Not that I’m any more likeable now, given the threatening phone calls I’ve recieved about the site.

Obscure Products

I saw a picture on Al Jazeera (couldn’t read any of the text, but the photo series are nifty) of the White House behind some steel blockades. In fact, I could see that they were Blockader Brand Steel Barricades. As with trade magazines for industries I’m not involved in, I like to look at industry safety supplies and specialty catalogs for commercial purposes. Look at the things people want and need, and the businesses that spring up to serve those wants and needs, and you begin to understand the world that goes on around them, commercial and otherwise.

For example, church stores. Nonspecialists work with churches, too, of course. At a conference awhile ago I spoke with the IT director for most of the mid-Atlantic region’s Catholic churches. Powerpoint is big in sermons these days, apparently, and email has made church newsletters much cheaper. And imagine the potential for burka sales! You could shop without having to leave your home and be exposed to the gaze of men. I hear that the burka merchants of Kabul have had some dropoff in sales recently, but I imagine that the Internet could bring them new business from all over the world. Or maybe they’ll branch out into more revealing clothing, like chadors.

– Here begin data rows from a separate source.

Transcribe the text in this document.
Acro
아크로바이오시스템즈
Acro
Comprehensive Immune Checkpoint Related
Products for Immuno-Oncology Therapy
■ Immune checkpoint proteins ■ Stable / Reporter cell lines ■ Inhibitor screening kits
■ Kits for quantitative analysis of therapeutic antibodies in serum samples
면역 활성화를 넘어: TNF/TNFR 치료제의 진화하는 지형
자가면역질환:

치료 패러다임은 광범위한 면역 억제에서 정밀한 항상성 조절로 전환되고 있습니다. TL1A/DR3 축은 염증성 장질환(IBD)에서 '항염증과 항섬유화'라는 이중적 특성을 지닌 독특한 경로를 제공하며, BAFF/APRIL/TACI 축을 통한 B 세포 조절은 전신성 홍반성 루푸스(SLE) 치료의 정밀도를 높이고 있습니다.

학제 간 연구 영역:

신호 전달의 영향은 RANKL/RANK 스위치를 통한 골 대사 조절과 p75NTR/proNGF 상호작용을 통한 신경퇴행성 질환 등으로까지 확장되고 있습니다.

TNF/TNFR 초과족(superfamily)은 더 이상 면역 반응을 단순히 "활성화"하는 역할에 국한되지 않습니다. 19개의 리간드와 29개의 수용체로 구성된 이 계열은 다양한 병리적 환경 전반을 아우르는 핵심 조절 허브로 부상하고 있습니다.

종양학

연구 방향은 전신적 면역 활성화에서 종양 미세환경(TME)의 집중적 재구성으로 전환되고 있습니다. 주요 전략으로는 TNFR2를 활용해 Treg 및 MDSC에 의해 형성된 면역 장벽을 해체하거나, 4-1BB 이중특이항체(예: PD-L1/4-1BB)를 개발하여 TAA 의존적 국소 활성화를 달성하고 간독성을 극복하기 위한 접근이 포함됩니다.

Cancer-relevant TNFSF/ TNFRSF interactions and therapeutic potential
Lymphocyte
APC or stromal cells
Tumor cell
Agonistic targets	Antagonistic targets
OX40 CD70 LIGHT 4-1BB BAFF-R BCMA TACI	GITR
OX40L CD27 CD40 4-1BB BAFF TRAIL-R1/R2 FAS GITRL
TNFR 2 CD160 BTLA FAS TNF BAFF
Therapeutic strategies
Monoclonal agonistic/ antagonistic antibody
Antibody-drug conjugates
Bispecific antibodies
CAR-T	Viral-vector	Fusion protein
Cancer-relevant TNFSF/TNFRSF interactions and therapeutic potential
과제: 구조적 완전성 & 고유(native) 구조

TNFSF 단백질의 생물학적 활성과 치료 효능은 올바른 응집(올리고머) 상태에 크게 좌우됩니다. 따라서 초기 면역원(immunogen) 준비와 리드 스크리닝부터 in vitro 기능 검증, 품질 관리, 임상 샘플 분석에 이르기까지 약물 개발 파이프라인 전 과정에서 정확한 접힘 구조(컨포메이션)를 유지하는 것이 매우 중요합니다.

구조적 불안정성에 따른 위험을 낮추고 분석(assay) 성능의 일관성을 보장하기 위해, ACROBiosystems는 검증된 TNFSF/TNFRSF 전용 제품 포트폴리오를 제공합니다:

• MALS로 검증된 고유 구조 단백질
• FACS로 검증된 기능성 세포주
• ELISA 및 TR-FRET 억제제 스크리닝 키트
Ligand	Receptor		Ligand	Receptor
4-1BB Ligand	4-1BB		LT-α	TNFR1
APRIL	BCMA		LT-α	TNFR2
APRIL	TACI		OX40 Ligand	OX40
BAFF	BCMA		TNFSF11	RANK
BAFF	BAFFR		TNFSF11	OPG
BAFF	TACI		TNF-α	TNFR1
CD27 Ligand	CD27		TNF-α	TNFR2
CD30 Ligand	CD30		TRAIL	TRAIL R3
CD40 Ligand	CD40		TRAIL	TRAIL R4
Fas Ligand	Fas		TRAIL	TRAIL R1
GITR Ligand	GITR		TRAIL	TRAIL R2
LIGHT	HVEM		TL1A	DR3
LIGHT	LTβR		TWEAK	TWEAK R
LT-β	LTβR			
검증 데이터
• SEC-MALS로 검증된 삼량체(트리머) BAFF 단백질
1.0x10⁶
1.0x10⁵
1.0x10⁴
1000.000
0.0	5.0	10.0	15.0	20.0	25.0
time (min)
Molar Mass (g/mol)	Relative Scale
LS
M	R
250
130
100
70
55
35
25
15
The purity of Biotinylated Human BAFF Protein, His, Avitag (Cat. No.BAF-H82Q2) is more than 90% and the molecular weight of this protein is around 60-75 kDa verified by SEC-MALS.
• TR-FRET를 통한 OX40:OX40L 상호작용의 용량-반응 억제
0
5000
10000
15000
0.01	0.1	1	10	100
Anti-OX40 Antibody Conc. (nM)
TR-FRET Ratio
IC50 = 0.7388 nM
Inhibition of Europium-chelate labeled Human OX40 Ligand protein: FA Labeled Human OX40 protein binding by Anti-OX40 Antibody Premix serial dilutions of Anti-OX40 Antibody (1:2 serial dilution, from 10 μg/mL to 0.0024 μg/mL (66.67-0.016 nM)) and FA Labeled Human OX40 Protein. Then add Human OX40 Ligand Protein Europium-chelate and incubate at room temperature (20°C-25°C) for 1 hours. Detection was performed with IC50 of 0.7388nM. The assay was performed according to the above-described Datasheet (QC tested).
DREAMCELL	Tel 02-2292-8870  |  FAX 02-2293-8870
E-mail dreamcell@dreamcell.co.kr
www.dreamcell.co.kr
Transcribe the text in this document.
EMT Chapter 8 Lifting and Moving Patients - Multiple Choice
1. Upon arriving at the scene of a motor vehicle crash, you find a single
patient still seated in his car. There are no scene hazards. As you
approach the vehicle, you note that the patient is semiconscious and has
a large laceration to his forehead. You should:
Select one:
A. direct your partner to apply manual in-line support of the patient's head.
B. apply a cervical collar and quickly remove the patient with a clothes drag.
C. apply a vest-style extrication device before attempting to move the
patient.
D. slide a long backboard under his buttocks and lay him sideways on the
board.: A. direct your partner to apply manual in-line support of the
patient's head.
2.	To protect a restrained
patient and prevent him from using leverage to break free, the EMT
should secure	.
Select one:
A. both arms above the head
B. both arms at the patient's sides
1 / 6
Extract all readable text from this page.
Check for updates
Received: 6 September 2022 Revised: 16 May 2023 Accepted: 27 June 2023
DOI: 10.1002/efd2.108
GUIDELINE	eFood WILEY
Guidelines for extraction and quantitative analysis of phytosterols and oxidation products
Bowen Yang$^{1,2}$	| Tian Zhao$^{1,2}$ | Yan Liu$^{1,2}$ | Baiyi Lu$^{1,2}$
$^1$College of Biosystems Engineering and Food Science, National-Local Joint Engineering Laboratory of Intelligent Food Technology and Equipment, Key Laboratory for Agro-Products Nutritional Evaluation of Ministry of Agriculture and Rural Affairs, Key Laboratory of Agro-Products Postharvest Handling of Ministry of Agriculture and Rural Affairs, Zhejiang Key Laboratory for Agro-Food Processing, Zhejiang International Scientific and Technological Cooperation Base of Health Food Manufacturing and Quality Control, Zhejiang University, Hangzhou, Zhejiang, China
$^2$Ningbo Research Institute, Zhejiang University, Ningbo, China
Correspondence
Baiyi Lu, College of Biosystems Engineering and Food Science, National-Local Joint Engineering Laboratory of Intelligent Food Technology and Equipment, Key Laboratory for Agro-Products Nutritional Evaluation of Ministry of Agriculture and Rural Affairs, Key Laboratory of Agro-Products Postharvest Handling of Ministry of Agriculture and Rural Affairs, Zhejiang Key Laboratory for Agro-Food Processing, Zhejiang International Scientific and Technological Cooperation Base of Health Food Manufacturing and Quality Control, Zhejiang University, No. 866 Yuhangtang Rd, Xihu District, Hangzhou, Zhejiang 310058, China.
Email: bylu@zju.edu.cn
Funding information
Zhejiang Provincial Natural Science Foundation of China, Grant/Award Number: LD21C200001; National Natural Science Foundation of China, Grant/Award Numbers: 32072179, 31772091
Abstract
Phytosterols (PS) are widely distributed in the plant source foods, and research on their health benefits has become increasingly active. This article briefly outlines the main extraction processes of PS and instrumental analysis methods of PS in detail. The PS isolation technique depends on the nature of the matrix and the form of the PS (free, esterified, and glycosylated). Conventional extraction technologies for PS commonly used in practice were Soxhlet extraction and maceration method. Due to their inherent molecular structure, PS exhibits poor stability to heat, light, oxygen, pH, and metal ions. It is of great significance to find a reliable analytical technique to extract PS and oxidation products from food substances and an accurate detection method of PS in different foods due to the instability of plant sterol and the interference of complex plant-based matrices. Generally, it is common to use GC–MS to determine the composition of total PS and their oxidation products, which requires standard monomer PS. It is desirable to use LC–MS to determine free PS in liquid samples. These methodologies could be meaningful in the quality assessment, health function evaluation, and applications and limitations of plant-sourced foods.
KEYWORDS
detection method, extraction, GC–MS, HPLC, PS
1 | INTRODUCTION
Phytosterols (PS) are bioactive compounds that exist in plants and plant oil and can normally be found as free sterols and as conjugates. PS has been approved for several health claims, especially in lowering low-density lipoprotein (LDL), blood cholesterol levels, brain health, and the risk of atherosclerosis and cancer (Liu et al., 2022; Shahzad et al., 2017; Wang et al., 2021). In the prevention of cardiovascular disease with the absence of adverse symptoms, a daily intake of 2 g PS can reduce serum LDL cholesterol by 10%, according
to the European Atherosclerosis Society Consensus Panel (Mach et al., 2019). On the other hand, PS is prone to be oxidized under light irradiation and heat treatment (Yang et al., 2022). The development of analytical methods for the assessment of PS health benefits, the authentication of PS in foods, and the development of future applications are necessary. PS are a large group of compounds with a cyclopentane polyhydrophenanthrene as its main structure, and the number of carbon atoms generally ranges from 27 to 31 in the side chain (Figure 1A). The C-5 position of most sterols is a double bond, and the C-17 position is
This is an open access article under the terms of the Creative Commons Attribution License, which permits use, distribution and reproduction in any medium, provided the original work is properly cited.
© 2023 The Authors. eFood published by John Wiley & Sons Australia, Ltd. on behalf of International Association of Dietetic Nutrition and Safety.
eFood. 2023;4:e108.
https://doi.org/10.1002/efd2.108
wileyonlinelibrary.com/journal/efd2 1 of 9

The Browsers and The Browsed

I was using the Camino (formerly Chimera) browser, which is based on Mozilla, the basis for Netscape and so forth. But I gave up on a new version coming out, and switched to Safari. Shortly before noticing that there’s a new Camino out. We’ll see which I stick with.

And as to things you can do with that software, I’ve read two web comics recently about violence, lust, and jealousy. One of them is not at all funny and is called Three Men. The other is called
Something Positive, and it’s both funny and wicked.